Oskar Fischinger, Raumlichtkunst, 1926/2012. Three-screen projection comprising three 35-mm films transferred to HD video, black-and-white and color. © Center for Visual Music. Installation view, Whitney Museum of American Art, 2012.


IN TATE MODERN’S recently opened Structure and Clarity Collections, a passage off to the side of the light, expansive gallery space leads to a large, pitch-black room. Here, visitors can immerse themselves in Oskar Fischinger’s Raumlichtkunst, ca. 1926/2012, a film performance recently acquired by the Tate. The latest iteration is a re-creation produced by the Center for Visual Music in Los Angeles; the work comprises three ten-minute-long reels that are variably looped to make ever-new combinations. The Center took original nitrate and transferred it to 35-mm film and then to high-definition video, digitally restoring the color in the process, and also added a new percussive accompaniment—a track by Edgard Varčse and another by John Cage and Lou Harrison—derived from details of the original film events.

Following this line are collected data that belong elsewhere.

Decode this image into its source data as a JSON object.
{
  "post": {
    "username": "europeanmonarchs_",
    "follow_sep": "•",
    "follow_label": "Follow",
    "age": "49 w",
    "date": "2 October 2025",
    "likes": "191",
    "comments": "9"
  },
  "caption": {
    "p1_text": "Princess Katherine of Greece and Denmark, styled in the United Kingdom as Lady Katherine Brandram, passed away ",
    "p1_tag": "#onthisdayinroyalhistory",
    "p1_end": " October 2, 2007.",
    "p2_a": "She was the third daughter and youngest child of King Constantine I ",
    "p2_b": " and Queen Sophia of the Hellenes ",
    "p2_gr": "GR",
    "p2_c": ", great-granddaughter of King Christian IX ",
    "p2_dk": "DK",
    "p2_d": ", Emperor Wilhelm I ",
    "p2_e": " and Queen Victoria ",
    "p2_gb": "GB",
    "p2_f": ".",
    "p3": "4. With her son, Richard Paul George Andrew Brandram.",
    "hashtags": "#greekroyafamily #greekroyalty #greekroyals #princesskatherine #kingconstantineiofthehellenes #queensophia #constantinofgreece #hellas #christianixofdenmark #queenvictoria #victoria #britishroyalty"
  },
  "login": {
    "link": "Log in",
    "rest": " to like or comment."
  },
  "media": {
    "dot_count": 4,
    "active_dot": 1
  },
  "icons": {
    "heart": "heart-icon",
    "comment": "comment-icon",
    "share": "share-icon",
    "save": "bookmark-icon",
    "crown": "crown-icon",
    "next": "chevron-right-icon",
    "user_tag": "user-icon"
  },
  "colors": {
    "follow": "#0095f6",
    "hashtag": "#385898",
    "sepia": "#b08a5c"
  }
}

While all three projections offer evidence of a variety of methods, each screen is nonetheless dominated by a single technique familiar from Fischinger’s “visual music” animations. On the left, orchestrated groups of long rectangular forms push upward and sideways in ripples and forceful, angular thrusts. The right screen demonstrates his wax slicing technique (Wax Experiments, 1921–26), which uses methods redolent of those used to make murrine and millefiori glass to create liquid swirls. The subsequent vertigo effect draws viewers into a colored maelstrom, which, when it reverses, suggests infinite cosmic space. The center screen uses a combination of the other two and adds fluid graphic forms and celestial depth.

Fischinger’s creative philosophy was bent toward generating emotion through non-naturalistic, abstract, “absolute” form, color, and music. He was a filmmaker who also painted, and with Raumlichtkunst (a compound German word that translates as “space-light-art”) the variety of his experimentation can be experienced in one work. While Fischinger is still best known for his “visual music,” this three-ring circus of an installation is an occasion to revisit the given histories of expanded animation. REWIND, an important British genealogical project researching and archiving electronic media arts, includes Fischinger’s Bauhaus contemporaries (Theo van Doesburg, László Moholy-Nagy) in its history of expanded cinema, but makes no mention of Fischinger. This latest iteration of Raumlichtkunst offers undeniable evidence that he was an early pioneer of the canon.

Suzanne Buchan

Oskar Fischinger’s Raumlichtkunst is on display through October 28 at the Whitney Museum of American Art in New York and through May 12, 2013, at Tate Modern in London.